Back in July Jonathan Eley noted the wide range of possible changes to employment law heralded by Theresa May's arrival in No 10 Downing Street, perhaps the most headline-grabbing of which was worker representation on company boards. Clearly four months is a long time in politics, particularly in this most eventful of years, because on Monday in her speech to the CBI the Prime Minister back-tracked on the policy.
She said that there would be no mandating of companies to appoint workers or consumers to their boards and that "it will be a question of finding the model that works" for each company. She highlighted a range of options such as "advisory councils or panels" that could work within existing company board structures.
This seems to be an area where the Prime Minister has decided to row back and perhaps save political capital for dealing with the many contentious issues lying ahead. It comes at a time when the government appears particularly keen to stress its pro-business credentials in the face of much uncertainty over Brexit.

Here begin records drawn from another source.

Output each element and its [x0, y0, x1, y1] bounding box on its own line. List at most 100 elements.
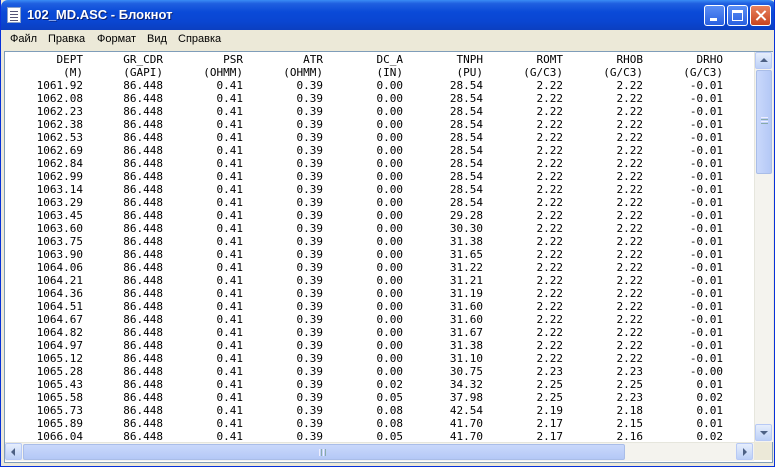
table-cell: 2.22: [536, 157, 564, 170]
table-cell: 28.54: [449, 118, 483, 131]
notepad-icon[interactable]: [7, 7, 21, 23]
table-cell: 2.22: [616, 79, 644, 92]
horizontal-scroll-thumb[interactable]: [23, 444, 625, 460]
window-title: 102_MD.ASC - Блокнот: [27, 7, 173, 22]
unit-cell: (OHMM): [203, 66, 243, 79]
table-row: 1062.08 86.448 0.41 0.39 0.00 28.54 2.22 2.22 -0…: [13, 92, 723, 105]
table-cell: 2.22: [616, 313, 644, 326]
table-cell: 1063.90: [36, 248, 83, 261]
table-cell: 0.39: [296, 222, 324, 235]
table-cell: 28.54: [449, 79, 483, 92]
table-cell: 86.448: [123, 352, 163, 365]
scroll-left-button[interactable]: [5, 443, 22, 460]
table-cell: 86.448: [123, 105, 163, 118]
table-cell: 1064.82: [36, 326, 83, 339]
table-cell: 1065.73: [36, 404, 83, 417]
menu-help[interactable]: Справка: [178, 33, 221, 45]
table-cell: 0.41: [216, 391, 244, 404]
scroll-down-button[interactable]: [755, 424, 772, 441]
table-cell: -0.01: [689, 157, 723, 170]
table-row: 1063.14 86.448 0.41 0.39 0.00 28.54 2.22 2.22 -0…: [13, 183, 723, 196]
scroll-right-button[interactable]: [736, 443, 753, 460]
table-cell: 0.39: [296, 79, 324, 92]
table-cell: 1063.60: [36, 222, 83, 235]
table-cell: 0.39: [296, 105, 324, 118]
table-cell: 0.00: [376, 287, 404, 300]
table-cell: 0.41: [216, 92, 244, 105]
table-cell: -0.01: [689, 248, 723, 261]
scroll-up-button[interactable]: [755, 52, 772, 69]
vertical-scrollbar[interactable]: [754, 52, 773, 442]
table-cell: 2.19: [536, 404, 564, 417]
table-cell: 1065.89: [36, 417, 83, 430]
table-cell: 86.448: [123, 209, 163, 222]
table-cell: 2.22: [536, 248, 564, 261]
table-cell: 0.41: [216, 326, 244, 339]
table-cell: 0.39: [296, 248, 324, 261]
table-cell: 0.39: [296, 417, 324, 430]
table-cell: 1064.36: [36, 287, 83, 300]
table-cell: 28.54: [449, 131, 483, 144]
table-cell: 2.22: [536, 196, 564, 209]
table-cell: 86.448: [123, 183, 163, 196]
table-cell: 0.39: [296, 287, 324, 300]
text-content[interactable]: DEPT GR_CDR PSR ATR DC_A TNPH ROMT RHOB …: [5, 52, 754, 442]
table-cell: 0.39: [296, 339, 324, 352]
horizontal-scrollbar[interactable]: [5, 442, 754, 461]
table-cell: 86.448: [123, 79, 163, 92]
notepad-window: 102_MD.ASC - Блокнот Файл Правка Формат …: [0, 0, 775, 467]
menu-file[interactable]: Файл: [10, 33, 37, 45]
table-cell: 0.41: [216, 417, 244, 430]
table-cell: 86.448: [123, 131, 163, 144]
table-cell: 2.22: [616, 274, 644, 287]
minimize-button[interactable]: [704, 5, 725, 26]
title-bar[interactable]: 102_MD.ASC - Блокнот: [1, 0, 774, 30]
table-cell: -0.01: [689, 261, 723, 274]
close-button[interactable]: [750, 5, 771, 26]
table-row: 1061.92 86.448 0.41 0.39 0.00 28.54 2.22 2.22 -0…: [13, 79, 723, 92]
table-cell: 0.41: [216, 339, 244, 352]
table-cell: 0.39: [296, 196, 324, 209]
table-cell: 86.448: [123, 391, 163, 404]
table-cell: 0.39: [296, 183, 324, 196]
table-cell: 86.448: [123, 157, 163, 170]
table-cell: 86.448: [123, 118, 163, 131]
table-cell: -0.00: [689, 365, 723, 378]
table-cell: 2.22: [536, 313, 564, 326]
menu-view[interactable]: Вид: [147, 33, 167, 45]
unit-cell: (OHMM): [283, 66, 323, 79]
text-editor[interactable]: DEPT GR_CDR PSR ATR DC_A TNPH ROMT RHOB …: [4, 51, 773, 463]
table-cell: -0.01: [689, 196, 723, 209]
header-cell: ATR: [303, 53, 323, 66]
table-row: 1064.06 86.448 0.41 0.39 0.00 31.22 2.22 2.22 -0…: [13, 261, 723, 274]
table-cell: 0.39: [296, 378, 324, 391]
menu-format[interactable]: Формат: [97, 33, 136, 45]
grip-icon: [319, 449, 320, 456]
table-cell: -0.01: [689, 313, 723, 326]
table-cell: 30.30: [449, 222, 483, 235]
table-cell: 0.00: [376, 261, 404, 274]
table-row: 1063.60 86.448 0.41 0.39 0.00 30.30 2.22 2.22 -0…: [13, 222, 723, 235]
maximize-button[interactable]: [727, 5, 748, 26]
table-cell: 31.22: [449, 261, 483, 274]
table-cell: 86.448: [123, 222, 163, 235]
table-cell: -0.01: [689, 352, 723, 365]
table-cell: 2.22: [536, 339, 564, 352]
table-cell: 0.02: [376, 378, 404, 391]
table-cell: 86.448: [123, 365, 163, 378]
table-cell: 1062.99: [36, 170, 83, 183]
table-cell: 28.54: [449, 157, 483, 170]
table-cell: -0.01: [689, 79, 723, 92]
table-cell: 86.448: [123, 339, 163, 352]
table-cell: 1064.51: [36, 300, 83, 313]
table-cell: 2.22: [616, 209, 644, 222]
table-cell: 2.18: [616, 404, 644, 417]
table-cell: 2.22: [616, 300, 644, 313]
scrollbar-corner: [754, 442, 772, 460]
table-cell: 1063.45: [36, 209, 83, 222]
table-cell: 2.22: [536, 352, 564, 365]
vertical-scroll-thumb[interactable]: [756, 70, 772, 174]
menu-edit[interactable]: Правка: [48, 33, 85, 45]
table-cell: 2.22: [616, 131, 644, 144]
table-cell: 0.41: [216, 352, 244, 365]
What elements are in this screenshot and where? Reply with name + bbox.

There is of course plenty of scope for further policy announcements on employment issues further down the line, not least with Brexit, the independent review being led by Matthew Taylor of the RSA into modern employment practices and the government's forthcoming green paper on corporate governance. Indeed in her speech, Theresa May made clear that the green paper will address executive pay amongst other issues.
We will be keeping a watching brief to see what emerges over the coming months but perhaps the lesson from this week is to remember that announcing a radical policy is one thing, but actually implementing it is quite another.